The High Court had found a loss of nearly GHC 90 million.
“Every convicted person retains a lawful right of appeal, but we caution against any extra-judicial intervention, whether administrative, political or discretionary, to neutralise a final sentence outside the appellate process,” the NPP said, warning that such a precedent “can be devastating” for future anti-corruption prosecutions.
Legal education
The party also condemned the implementation of the Legal Education Act, 2026 (Act 1170), accusing the Director of the Ghana School of Law of introducing a mandatory one-year “Pre-Bar Course” on June 12, 2026 through “transitional directives.”

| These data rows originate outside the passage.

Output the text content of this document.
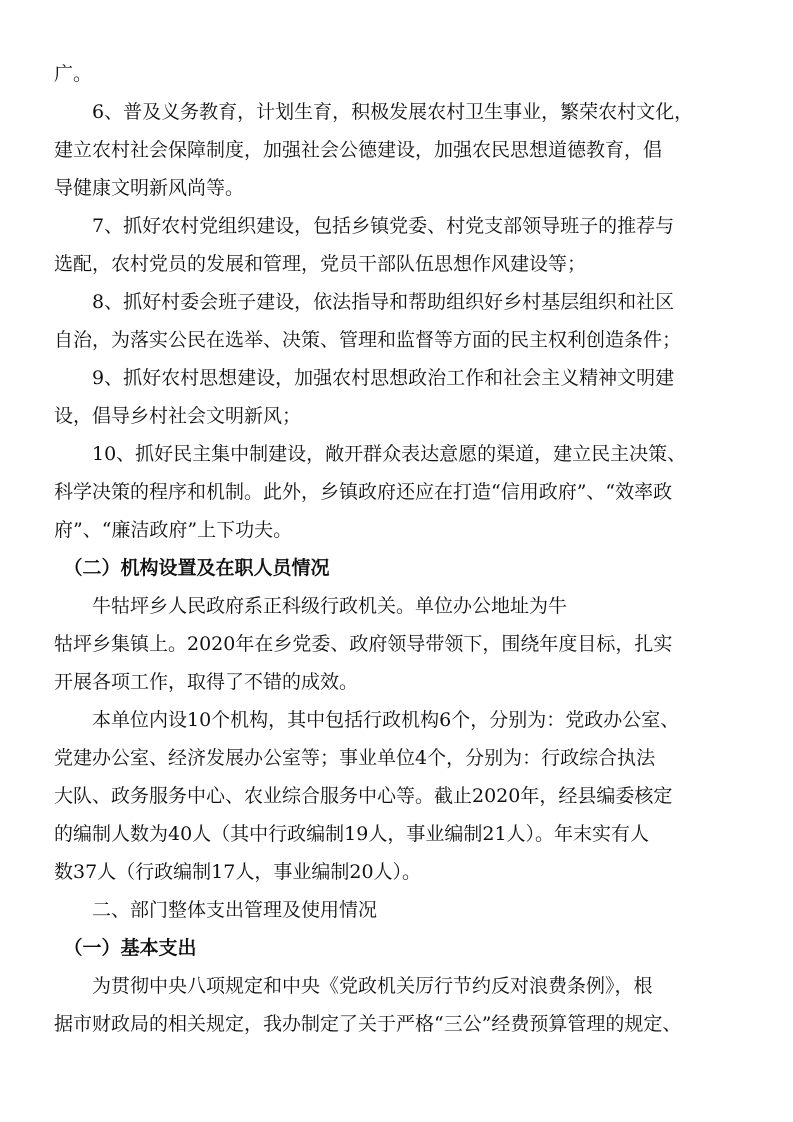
广。
　　6、普及义务教育，计划生育，积极发展农村卫生事业，繁荣农村文化，
建立农村社会保障制度，加强社会公德建设，加强农民思想道德教育，倡
导健康文明新风尚等。
　　7、抓好农村党组织建设，包括乡镇党委、村党支部领导班子的推荐与
选配，农村党员的发展和管理，党员干部队伍思想作风建设等；
　　8、抓好村委会班子建设，依法指导和帮助组织好乡村基层组织和社区
自治，为落实公民在选举、决策、管理和监督等方面的民主权利创造条件；
　　9、抓好农村思想建设，加强农村思想政治工作和社会主义精神文明建
设，倡导乡村社会文明新风；
　　10、抓好民主集中制建设，敞开群众表达意愿的渠道，建立民主决策、
科学决策的程序和机制。此外，乡镇政府还应在打造“信用政府”、“效率政
府”、“廉洁政府”上下功夫。
　（二）机构设置及在职人员情况
　　牛牯坪乡人民政府系正科级行政机关。单位办公地址为牛
牯坪乡集镇上。2020年在乡党委、政府领导带领下，围绕年度目标，扎实
开展各项工作，取得了不错的成效。
　　本单位内设10个机构，其中包括行政机构6个，分别为：党政办公室、
党建办公室、经济发展办公室等；事业单位4个，分别为：行政综合执法
大队、政务服务中心、农业综合服务中心等。截止2020年，经县编委核定
的编制人数为40人（其中行政编制19人，事业编制21人）。年末实有人
数37人（行政编制17人，事业编制20人）。
　　二、部门整体支出管理及使用情况
　（一）基本支出
　　为贯彻中央八项规定和中央《党政机关厉行节约反对浪费条例》，根
据市财政局的相关规定，我办制定了关于严格“三公”经费预算管理的规定、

The NPP argued that Act 1170 provides only for the LLB programme, Law Practice Training and the National Bar Examination, and that the new “Pre-Bar” stage is _ultra vires_ and amounts to an amendment of the statute by “administrative fiat.” It said the directive, issued in the name of the yet-to-be-constituted Council for Legal Education and Training, CLET, conflicts with transitional provisions and places thousands of law graduates in a “regulatory vacuum.”
Call to government
The NPP called on the government to allow Tamakloe’s lawful sentence to stand “free of any extra-judicial interference” and to suspend the “unlawful Pre-Bar regime” until CLET is constituted and regulations are made.
“The Ghanaian people deserve assurance that hard-won convictions will not be undone by political expediency, and that the law will protect all equally,” it said.